Last I looked at PyTorch’s MPS support, the majority of operators had not yet been ported to MPS, and PYTORCH_ENABLE_MPS_FALLBACK was required to train just about any model. The additional overhead of data transfer between MPS and CPU resulted in MPS training actually being slower than CPU training. I also saw some reports that there were issues with training accuracy on MPS.

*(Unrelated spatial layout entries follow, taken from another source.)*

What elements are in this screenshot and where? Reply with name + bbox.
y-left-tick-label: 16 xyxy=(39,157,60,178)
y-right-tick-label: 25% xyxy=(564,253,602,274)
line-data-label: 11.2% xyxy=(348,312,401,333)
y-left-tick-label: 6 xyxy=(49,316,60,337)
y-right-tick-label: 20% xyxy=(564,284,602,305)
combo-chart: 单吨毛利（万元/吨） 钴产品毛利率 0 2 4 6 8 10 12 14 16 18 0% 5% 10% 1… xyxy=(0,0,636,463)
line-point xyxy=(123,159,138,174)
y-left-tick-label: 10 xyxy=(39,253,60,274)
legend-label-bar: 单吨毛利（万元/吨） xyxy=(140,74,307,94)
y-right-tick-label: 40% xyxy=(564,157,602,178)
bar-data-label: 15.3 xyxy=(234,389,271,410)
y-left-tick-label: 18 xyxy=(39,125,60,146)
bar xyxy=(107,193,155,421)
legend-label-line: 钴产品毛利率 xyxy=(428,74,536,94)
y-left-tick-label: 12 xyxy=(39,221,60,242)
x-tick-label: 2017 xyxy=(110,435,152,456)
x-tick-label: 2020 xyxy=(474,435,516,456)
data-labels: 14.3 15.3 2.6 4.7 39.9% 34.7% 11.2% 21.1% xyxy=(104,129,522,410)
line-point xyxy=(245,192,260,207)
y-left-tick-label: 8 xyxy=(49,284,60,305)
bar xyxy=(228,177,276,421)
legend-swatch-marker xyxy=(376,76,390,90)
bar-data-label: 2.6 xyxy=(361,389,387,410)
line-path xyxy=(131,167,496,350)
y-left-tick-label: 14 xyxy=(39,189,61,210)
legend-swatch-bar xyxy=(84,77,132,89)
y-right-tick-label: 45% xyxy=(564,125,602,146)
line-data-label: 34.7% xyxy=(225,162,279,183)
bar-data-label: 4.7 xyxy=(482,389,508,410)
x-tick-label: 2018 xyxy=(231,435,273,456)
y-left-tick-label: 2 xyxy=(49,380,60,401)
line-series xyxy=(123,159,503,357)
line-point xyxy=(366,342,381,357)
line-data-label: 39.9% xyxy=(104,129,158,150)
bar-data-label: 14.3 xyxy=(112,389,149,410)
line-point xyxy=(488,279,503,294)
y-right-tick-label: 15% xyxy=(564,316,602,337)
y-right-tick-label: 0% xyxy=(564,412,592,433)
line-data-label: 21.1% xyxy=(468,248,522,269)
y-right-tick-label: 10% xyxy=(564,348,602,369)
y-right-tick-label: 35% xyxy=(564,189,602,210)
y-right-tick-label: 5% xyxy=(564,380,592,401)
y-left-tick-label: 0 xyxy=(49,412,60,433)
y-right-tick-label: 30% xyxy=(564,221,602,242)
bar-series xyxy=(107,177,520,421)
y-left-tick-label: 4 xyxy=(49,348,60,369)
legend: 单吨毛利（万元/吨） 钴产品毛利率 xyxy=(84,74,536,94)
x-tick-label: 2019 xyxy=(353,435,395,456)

Obviously, a lot of hard work has happened since then, and more operators are ported to MPS every week. So I’m wondering if anyone down in the trenches can give a “State of the Union” for MPS support. I’m particularly interested in the following questions:

  1. Is MPS still slower than CPU due to PYTORCH_ENABLE_MPS_FALLBACK being required?
  2. Is there an approximate timeline for how long you think it will be until MPS is faster than CPU?
  3. Is there an approximate timeline for how long you think it will be until (almost) all operators have been ported to MPS?
  4. What’s the theoretical performance bump we can reasonably expect once 3 is complete?

My workflow is relatively simple. Using PyTorch Lightning and TorchGeo to train ResNet and ViT models from timm and segmentation-models-pytorch. Bonus points if anyone has actually done benchmarking for CPU vs. MPS performance.

2 Likes

Same here. I also want to know if it’s worthwhile to buy M2 Ultra for training with MPS utilized.